A few suggestions/clarifications before directly addressing your questions.
First, a significant $\chi^2$ doesn't indicate poor fit; it indicates that you have rejected the null of perfect fit (i.e., $\sum$ = $S$). Kline (2015) aside, most SEM specialists (e.g., Brown, 2006; Finch & French, 2015; Hu & Bentler, 1995; Little, 2013; MacCallum & Austin, 2000; West et al. 2012) do not seem to recommend that you put a great deal of stock in this test, if only (amongst other reasons) because many find the null hypothesis a pretty ridiculous aspiration.
Secondly, be careful not to get sucked into specifying correlated error terms willy-nilly, just on account of the mod indexes. Many reviewers are savvy enough to see this for what it is: post-hoc fit chasing. If you have good a priori reason for specifying these, great, but if not, you might reconsider (and as you will see, your fit might not be as bad as you originally feared).
Now to your questions:
- No, not necessarily. For one, there are a plurality of recommended cutoffs for fit indexes (see Little, 2013, for some alternatives). Also, it's not as though your model fits horribly by all standards; sure, the RMSEA/SRMR aren't great, but your CFI looks quite strong. Finally (and most importantly), you should interpret your model fit indexes in context of your average standardized loading values for your model. McNeish et al. (2018) have a nice (and recent) review paper on the "reliability paradox", in which the Hu and Bentler (1999) cutoffs penalize models with more reliable indicators, and are too liberal for models with less reliable indicators. As the Hu and Bentler (1999) cutoffs were normed on average standardized loadings of ~.75, if your typical loading value is north of that, there's perhaps an argument to be made that your model fit is much better than it appears at first.

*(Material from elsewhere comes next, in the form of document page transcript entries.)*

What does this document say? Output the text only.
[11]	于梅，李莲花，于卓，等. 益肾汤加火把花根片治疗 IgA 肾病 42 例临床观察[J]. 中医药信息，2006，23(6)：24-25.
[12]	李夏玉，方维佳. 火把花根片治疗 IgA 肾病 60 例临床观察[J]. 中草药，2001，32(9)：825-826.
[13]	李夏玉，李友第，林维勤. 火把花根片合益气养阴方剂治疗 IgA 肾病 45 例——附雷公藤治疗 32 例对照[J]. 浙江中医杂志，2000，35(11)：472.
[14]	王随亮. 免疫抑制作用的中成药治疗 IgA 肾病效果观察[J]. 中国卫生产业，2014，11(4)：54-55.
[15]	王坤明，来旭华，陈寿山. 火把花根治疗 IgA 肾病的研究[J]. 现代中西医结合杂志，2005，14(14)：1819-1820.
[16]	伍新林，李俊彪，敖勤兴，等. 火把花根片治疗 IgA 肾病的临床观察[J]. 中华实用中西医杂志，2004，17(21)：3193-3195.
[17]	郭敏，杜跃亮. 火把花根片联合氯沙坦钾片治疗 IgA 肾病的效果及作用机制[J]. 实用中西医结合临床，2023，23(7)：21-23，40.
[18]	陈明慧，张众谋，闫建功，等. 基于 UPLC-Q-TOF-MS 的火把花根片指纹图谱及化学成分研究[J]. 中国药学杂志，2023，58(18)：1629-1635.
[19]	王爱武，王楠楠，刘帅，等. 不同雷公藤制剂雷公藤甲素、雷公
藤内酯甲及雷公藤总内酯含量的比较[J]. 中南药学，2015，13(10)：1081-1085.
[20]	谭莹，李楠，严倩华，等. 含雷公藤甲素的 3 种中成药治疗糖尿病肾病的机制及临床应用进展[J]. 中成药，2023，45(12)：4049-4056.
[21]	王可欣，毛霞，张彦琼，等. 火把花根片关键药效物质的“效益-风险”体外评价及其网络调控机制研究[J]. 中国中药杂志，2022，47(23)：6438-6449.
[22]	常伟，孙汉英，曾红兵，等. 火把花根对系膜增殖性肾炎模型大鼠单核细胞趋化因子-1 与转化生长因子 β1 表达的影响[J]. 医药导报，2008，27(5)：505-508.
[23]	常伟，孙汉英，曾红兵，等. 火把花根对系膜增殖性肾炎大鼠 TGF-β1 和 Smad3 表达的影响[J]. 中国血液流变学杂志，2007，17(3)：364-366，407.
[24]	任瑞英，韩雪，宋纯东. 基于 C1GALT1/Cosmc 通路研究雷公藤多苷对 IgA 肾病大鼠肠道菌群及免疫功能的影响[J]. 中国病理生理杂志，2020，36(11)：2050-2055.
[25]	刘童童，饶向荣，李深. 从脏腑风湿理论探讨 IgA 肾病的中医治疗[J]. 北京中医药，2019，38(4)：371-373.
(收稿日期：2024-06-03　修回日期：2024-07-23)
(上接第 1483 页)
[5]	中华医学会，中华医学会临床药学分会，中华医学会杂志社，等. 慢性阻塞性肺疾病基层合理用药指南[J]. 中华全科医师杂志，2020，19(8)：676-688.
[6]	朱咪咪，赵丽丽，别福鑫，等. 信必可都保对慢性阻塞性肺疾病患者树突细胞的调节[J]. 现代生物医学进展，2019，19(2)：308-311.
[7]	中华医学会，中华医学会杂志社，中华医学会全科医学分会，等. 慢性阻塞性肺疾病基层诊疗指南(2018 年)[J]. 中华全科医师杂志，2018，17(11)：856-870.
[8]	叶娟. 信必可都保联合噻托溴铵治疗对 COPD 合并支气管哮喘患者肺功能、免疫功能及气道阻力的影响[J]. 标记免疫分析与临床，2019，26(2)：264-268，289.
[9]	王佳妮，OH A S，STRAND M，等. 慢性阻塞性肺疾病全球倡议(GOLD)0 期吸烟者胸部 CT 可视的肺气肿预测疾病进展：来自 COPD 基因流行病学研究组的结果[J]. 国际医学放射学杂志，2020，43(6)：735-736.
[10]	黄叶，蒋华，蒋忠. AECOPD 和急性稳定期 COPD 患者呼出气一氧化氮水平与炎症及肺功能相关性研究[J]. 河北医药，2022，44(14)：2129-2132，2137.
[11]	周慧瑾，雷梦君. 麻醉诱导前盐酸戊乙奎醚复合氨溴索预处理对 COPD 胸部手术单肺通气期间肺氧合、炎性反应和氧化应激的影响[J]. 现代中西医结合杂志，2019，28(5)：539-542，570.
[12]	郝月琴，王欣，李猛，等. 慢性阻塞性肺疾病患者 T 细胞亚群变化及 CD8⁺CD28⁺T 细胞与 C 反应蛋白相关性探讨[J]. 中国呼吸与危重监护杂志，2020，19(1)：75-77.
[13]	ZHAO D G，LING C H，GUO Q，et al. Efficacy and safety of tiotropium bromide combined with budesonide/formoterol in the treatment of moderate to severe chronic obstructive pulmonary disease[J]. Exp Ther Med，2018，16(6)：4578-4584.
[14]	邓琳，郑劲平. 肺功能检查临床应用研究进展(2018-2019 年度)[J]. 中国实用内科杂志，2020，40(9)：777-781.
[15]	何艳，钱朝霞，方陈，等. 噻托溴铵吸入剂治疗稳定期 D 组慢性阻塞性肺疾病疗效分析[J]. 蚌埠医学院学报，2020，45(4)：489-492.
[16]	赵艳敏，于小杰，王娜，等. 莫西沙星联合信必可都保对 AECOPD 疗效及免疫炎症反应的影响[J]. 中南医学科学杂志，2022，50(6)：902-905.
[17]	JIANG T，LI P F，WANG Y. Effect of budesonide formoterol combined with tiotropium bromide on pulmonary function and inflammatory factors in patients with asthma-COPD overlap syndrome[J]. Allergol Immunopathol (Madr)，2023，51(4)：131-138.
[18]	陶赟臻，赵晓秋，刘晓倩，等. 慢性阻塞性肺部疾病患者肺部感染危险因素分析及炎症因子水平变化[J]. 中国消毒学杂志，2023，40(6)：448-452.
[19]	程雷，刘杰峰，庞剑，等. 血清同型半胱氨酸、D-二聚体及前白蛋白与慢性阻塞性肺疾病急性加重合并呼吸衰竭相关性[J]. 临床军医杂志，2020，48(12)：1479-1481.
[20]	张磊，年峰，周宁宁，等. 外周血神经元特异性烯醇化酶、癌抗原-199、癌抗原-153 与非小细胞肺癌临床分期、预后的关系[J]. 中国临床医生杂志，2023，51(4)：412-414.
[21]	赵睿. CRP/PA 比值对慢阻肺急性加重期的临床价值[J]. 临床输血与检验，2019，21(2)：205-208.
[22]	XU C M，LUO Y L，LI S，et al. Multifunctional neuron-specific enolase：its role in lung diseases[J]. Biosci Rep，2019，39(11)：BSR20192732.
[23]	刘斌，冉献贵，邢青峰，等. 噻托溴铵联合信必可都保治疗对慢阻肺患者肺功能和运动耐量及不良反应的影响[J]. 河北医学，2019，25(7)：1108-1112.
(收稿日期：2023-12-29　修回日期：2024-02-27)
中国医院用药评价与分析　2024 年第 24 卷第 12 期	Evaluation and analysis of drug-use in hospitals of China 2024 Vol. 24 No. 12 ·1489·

- CFI is a relative index of model fit, whereas RMSEA and SRMSR are absolute indexes of model fit. The former appraises the improvement in fit of the current model relative to a deliberately poor model (most often, a "null" model which specifies that all observed variables are uncorrelated with one another), whereas the latter appraises the appraises the fit of the current model against a perfect fitting model. With a great CFI and questionable RMSEA/SRMR (though be mindful of the reliability paradox, described above), I would wager that the null model in your case is fitting especially poorly, making your model like great by comparison, yet in an absolute sense it still might have a ways to go before it approaches "perfect" fitting.
- As my initial cautioning betrays, I actually wouldn't recommend that you refine the model much further, especially if you've already played around with mod indexes. What you might consider is abandoning a confirmatory specification of your model, and instead consider a framework like exploratory structural equation modelling (ESEM, Asparouhov & Muthén, 2009), where you can let the data guide your measurement model more explicitly, but still can model structural relations among latent (exploratory) variables.
References
Asparouhov, T., & Muthén, B. (2009). Exploratory structural equation modeling. Structural Equation Modeling, 16(3), 397-438.
Brown, T. A. (2006). Confirmatory factor analysis for applied research. New York, NY: Guilford Press.
Finch, W. H., & French, B. F. (2015). Latent variable modeling with R. New York, NY: Routledge.
Hu, L., & Bentler, P. M. (1995). Evaluating model fit. In R. H. Hoyle (Ed.), Structural equation modeling: Concepts, issues, and applications (pp. 76-99). Thousand Oaks, CA: Sage.
Hu, L. T., & Bentler, P. M. (1999). Cutoff criteria for fit indexes in covariance structure analysis: Conventional criteria versus new alternatives. Structural Equation Modeling, 6(1), 1-55.
Kline, R. B. (2015). Principles and practice of structural equation modeling. New York, NY: Guilford Press.
Little, T. D. (2013). Longitudinal structural equation modelling. New York, NY: Guilford Press.
MacCallum, R. C., & Austin, J. T. (2000). Applications of structural equation modeling in psychological research. Annual Review of Psychology, 51(1), 201-226.
McNeish, D., An, J., & Hancock, G. R. (2018). The thorny relation between measurement quality and fit index cutoffs in latent variable models. Journal of Personality Assessment, 100(1), 43-52.
West. S. G., Taylor, A. B., & Wu, W. (2012). Model fit and model selection in structural equation modeling. In R. H. Hoyle (Ed.), Handbook of structural equation modeling (pp. 209-231). New York, NY: Guilford Press.